A female advantage in basic face recognition is absent in schizophrenia
- PMID: 20346519
- PMCID: PMC2860063
- DOI: 10.1016/j.psychres.2009.02.005
A female advantage in basic face recognition is absent in schizophrenia
Abstract
Healthy females outperform males on face recognition tasks. Relative to healthy individuals, schizophrenia patients are impaired at face perception. Yet, it is unclear whether the female advantage found in healthy controls is preserved in females with schizophrenia. In the present study, we compared male and female patients and healthy controls on two basic face perception tasks - detection and identity discrimination. In the detection task, subjects located an upright or inverted line-drawn face (or tree) embedded within a larger line-drawing. In the identity discrimination task, subjects determined which of two side-by-side face images matched an earlier presented face image.

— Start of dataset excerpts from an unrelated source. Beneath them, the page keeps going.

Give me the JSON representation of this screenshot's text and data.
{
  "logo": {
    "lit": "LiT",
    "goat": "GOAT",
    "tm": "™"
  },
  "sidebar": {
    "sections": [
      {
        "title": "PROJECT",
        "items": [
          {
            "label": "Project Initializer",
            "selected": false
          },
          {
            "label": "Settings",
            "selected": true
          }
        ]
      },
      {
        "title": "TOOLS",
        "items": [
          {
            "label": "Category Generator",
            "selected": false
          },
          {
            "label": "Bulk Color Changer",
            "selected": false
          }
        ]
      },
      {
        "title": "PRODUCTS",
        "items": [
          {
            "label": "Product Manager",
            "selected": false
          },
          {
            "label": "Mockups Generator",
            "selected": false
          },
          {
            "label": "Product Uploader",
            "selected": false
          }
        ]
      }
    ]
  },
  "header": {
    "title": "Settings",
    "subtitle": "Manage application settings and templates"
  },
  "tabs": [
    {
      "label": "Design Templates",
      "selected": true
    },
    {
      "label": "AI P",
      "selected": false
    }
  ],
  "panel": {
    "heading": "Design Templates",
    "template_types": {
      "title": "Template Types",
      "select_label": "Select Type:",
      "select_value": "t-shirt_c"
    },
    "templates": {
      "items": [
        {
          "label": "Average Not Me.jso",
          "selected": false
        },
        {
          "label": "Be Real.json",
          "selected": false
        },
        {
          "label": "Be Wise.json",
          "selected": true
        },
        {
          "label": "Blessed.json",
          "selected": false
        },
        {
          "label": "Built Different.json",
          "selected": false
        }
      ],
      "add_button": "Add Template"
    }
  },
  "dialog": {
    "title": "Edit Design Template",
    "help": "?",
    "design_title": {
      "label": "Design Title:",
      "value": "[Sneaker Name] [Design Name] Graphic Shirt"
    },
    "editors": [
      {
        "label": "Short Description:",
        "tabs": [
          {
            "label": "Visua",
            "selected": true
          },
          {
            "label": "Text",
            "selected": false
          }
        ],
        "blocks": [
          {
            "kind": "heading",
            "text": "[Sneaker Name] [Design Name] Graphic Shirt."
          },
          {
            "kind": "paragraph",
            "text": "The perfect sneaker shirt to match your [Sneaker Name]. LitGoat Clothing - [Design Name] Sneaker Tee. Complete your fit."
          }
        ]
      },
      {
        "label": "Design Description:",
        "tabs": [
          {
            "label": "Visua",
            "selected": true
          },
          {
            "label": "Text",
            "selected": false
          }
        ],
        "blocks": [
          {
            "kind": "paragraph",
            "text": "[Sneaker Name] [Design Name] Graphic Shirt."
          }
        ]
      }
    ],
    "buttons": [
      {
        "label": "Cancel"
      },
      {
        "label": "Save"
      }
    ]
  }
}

Healthy females were significantly more accurate than healthy males on face detection, but not on identity discrimination. However, female patients were not more accurate than male patients on either task. On both upright face detection and face identity discrimination, healthy controls significantly outperformed patients. Patients' performance on face detection was closely associated with tree detection and IQ scores, as well as level of psychosis. This pattern of results suggests that a female advantage in basic face perception is no longer available in schizophrenia, and that this absence may be related to a generalized deficit factor which acts to level performance across sexes, and putative changes in sex-related neurobiological differences associated with schizophrenia.